The corpuses where generated by people doing research and other tasks
via the CONLL and other projects to train models to detect POS, NER, and
other types of pre-processing of textual data over the years. Most of
these have continual yearly or biyearly projects to do additional work
in these areas. OpenNLP isn't directly involved in these (to my
knowledge... I'm sure to get some bad press on this). But, the goals of
the project are to get a set of training and test data to experiment and
research on different model approaches to see if a best model for the
type of parsing/processing/understanding, etc. of the textual data can
be found for the situation.
With an APACHE license, we have to be able to distribute the sources for
the models to be able to align with the license... as such, we have
other side projects setup to research and develop an easier method to
generate and tag the data for the various types of corpus data we need
to train against. But, the catch is the data we gather needs to be FREE
of any legal copyrights... we have found several avenues that seem
promissing in this area.
https://cwiki.apache.org/confluence/display/OPENNLP/OpenNLP+Annotations
We have sources in the sandbox for this and other works in the opennlp
project as well... in progress for the OpenNLP project.

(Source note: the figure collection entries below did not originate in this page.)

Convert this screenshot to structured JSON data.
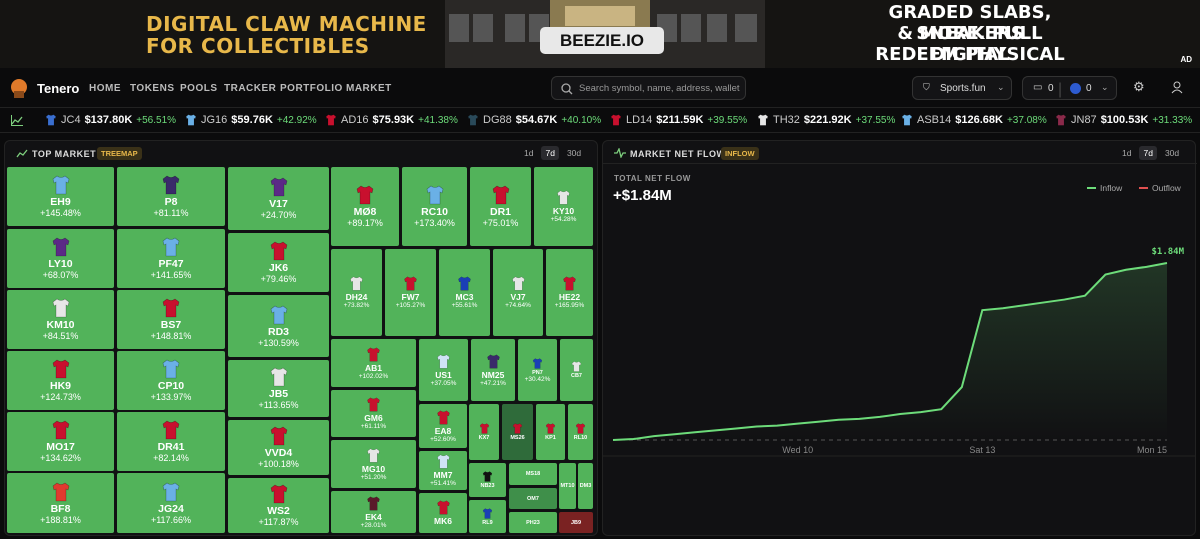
{
  "ad": {
    "left_line1": "DIGITAL CLAW MACHINE",
    "left_line2": "FOR COLLECTIBLES",
    "brand": "BEEZIE.IO",
    "right_line1": "GRADED SLABS, SNEAKERS",
    "right_line2": "& MORE. PULL DIGITAL",
    "right_line3": "REDEEM PHYSICAL",
    "tag": "AD"
  },
  "nav": {
    "logo": "Tenero",
    "links": [
      "HOME",
      "TOKENS",
      "POOLS",
      "TRACKER",
      "PORTFOLIO",
      "MARKET"
    ],
    "search_placeholder": "Search symbol, name, address, wallet",
    "network": "Sports.fun",
    "wallet_count": "0",
    "balance": "0"
  },
  "ticker": [
    {
      "symbol": "JC4",
      "price": "$137.80K",
      "change": "+56.51%",
      "jersey": "#3a6fd0"
    },
    {
      "symbol": "JG16",
      "price": "$59.76K",
      "change": "+42.92%",
      "jersey": "#6ab0e6"
    },
    {
      "symbol": "AD16",
      "price": "$75.93K",
      "change": "+41.38%",
      "jersey": "#c8102e"
    },
    {
      "symbol": "DG88",
      "price": "$54.67K",
      "change": "+40.10%",
      "jersey": "#2a4a5a"
    },
    {
      "symbol": "LD14",
      "price": "$211.59K",
      "change": "+39.55%",
      "jersey": "#c8102e"
    },
    {
      "symbol": "TH32",
      "price": "$221.92K",
      "change": "+37.55%",
      "jersey": "#e6e6e6"
    },
    {
      "symbol": "ASB14",
      "price": "$126.68K",
      "change": "+37.08%",
      "jersey": "#6ab0e6"
    },
    {
      "symbol": "JN87",
      "price": "$100.53K",
      "change": "+31.33%",
      "jersey": "#8a2a4a"
    }
  ],
  "top_market": {
    "title": "TOP MARKET",
    "badge": "TREEMAP",
    "timeframes": [
      "1d",
      "7d",
      "30d"
    ],
    "active": 1,
    "tile_color": "#52b35a",
    "tiles": [
      {
        "label": "EH9",
        "change": "+145.48%",
        "jersey": "#6ab0e6"
      },
      {
        "label": "LY10",
        "change": "+68.07%",
        "jersey": "#5b2a86"
      },
      {
        "label": "KM10",
        "change": "+84.51%",
        "jersey": "#e6e6e6"
      },
      {
        "label": "HK9",
        "change": "+124.73%",
        "jersey": "#c8102e"
      },
      {
        "label": "MO17",
        "change": "+134.62%",
        "jersey": "#c8102e"
      },
      {
        "label": "BF8",
        "change": "+188.81%",
        "jersey": "#e03a2f"
      },
      {
        "label": "P8",
        "change": "+81.11%",
        "jersey": "#3a2a6a"
      },
      {
        "label": "PF47",
        "change": "+141.65%",
        "jersey": "#6ab0e6"
      },
      {
        "label": "BS7",
        "change": "+148.81%",
        "jersey": "#c8102e"
      },
      {
        "label": "CP10",
        "change": "+133.97%",
        "jersey": "#6ab0e6"
      },
      {
        "label": "DR41",
        "change": "+82.14%",
        "jersey": "#c8102e"
      },
      {
        "label": "JG24",
        "change": "+117.66%",
        "jersey": "#6ab0e6"
      },
      {
        "label": "V17",
        "change": "+24.70%",
        "jersey": "#5b2a86"
      },
      {
        "label": "JK6",
        "change": "+79.46%",
        "jersey": "#c8102e"
      },
      {
        "label": "RD3",
        "change": "+130.59%",
        "jersey": "#6ab0e6"
      },
      {
        "label": "JB5",
        "change": "+113.65%",
        "jersey": "#e6e6e6"
      },
      {
        "label": "VVD4",
        "change": "+100.18%",
        "jersey": "#c8102e"
      },
      {
        "label": "WS2",
        "change": "+117.87%",
        "jersey": "#c8102e"
      },
      {
        "label": "MØ8",
        "change": "+89.17%",
        "jersey": "#c8102e"
      },
      {
        "label": "RC10",
        "change": "+173.40%",
        "jersey": "#6ab0e6"
      },
      {
        "label": "DR1",
        "change": "+75.01%",
        "jersey": "#c8102e"
      },
      {
        "label": "KY10",
        "change": "+54.28%",
        "jersey": "#e6e6e6"
      },
      {
        "label": "DH24",
        "change": "+73.82%",
        "jersey": "#e6e6e6"
      },
      {
        "label": "FW7",
        "change": "+105.27%",
        "jersey": "#c8102e"
      },
      {
        "label": "MC3",
        "change": "+55.61%",
        "jersey": "#1a3fb5"
      },
      {
        "label": "VJ7",
        "change": "+74.64%",
        "jersey": "#e6e6e6"
      },
      {
        "label": "HE22",
        "change": "+165.95%",
        "jersey": "#c8102e"
      },
      {
        "label": "AB1",
        "change": "+102.02%",
        "jersey": "#c8102e"
      },
      {
        "label": "GM6",
        "change": "+61.11%",
        "jersey": "#c8102e"
      },
      {
        "label": "MG10",
        "change": "+51.20%",
        "jersey": "#e6e6e6"
      },
      {
        "label": "EK4",
        "change": "+28.01%",
        "jersey": "#5a1a2a"
      },
      {
        "label": "US1",
        "change": "+37.05%",
        "jersey": "#cfe3f5"
      },
      {
        "label": "NM25",
        "change": "+47.21%",
        "jersey": "#3a2a6a"
      },
      {
        "label": "PN7",
        "change": "+30.42%",
        "jersey": "#1a3fb5"
      },
      {
        "label": "CB7",
        "jersey": "#e6e6e6"
      },
      {
        "label": "EA8",
        "change": "+52.60%",
        "jersey": "#c8102e"
      },
      {
        "label": "MM7",
        "change": "+51.41%",
        "jersey": "#cfe3f5"
      },
      {
        "label": "MK6",
        "jersey": "#c8102e"
      },
      {
        "label": "KX7",
        "jersey": "#c8102e"
      },
      {
        "label": "MS26",
        "jersey": "#c8102e",
        "color": "#2f6b3a"
      },
      {
        "label": "KP1",
        "jersey": "#c8102e"
      },
      {
        "label": "RL10",
        "jersey": "#c8102e"
      },
      {
        "label": "NB23",
        "jersey": "#111111"
      },
      {
        "label": "RL9",
        "jersey": "#1a3fb5"
      },
      {
        "label": "MS18"
      },
      {
        "label": "OM7",
        "color": "#3f8f4a"
      },
      {
        "label": "PH23"
      },
      {
        "label": "MT10"
      },
      {
        "label": "DM3"
      },
      {
        "label": "JB9",
        "color": "#7a2222"
      }
    ]
  },
  "net_flow": {
    "title": "MARKET NET FLOW",
    "badge": "INFLOW",
    "timeframes": [
      "1d",
      "7d",
      "30d"
    ],
    "active": 1,
    "total_label": "TOTAL NET FLOW",
    "total": "+$1.84M",
    "end_label": "$1.84M",
    "legend": [
      {
        "name": "Inflow",
        "color": "#6ddc7a"
      },
      {
        "name": "Outflow",
        "color": "#e05050"
      }
    ],
    "x_labels": [
      "Wed 10",
      "Sat 13",
      "Mon 15"
    ],
    "values": [
      0,
      0.01,
      0.04,
      0.06,
      0.08,
      0.1,
      0.12,
      0.14,
      0.15,
      0.17,
      0.19,
      0.21,
      0.22,
      0.24,
      0.27,
      0.29,
      0.32,
      0.55,
      1.35,
      1.37,
      1.4,
      1.43,
      1.46,
      1.5,
      1.72,
      1.77,
      1.8,
      1.84
    ]
  }
}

http://svn.apache.org/viewvc/opennlp/sandbox/ [via ViewVC]
https://svn.apache.org/repos/asf/opennlp/sandbox/ [via subversion]
By all means please get involved!
We need people who can read and annotate various languages. We need
people who can test models. We need people who can come up with new
ideas. We have other projects in WIKI for adding support for other
model types other than just maxent. There is also another for using
SORA as the language.
Thanks for lisenning to me,
James Kosin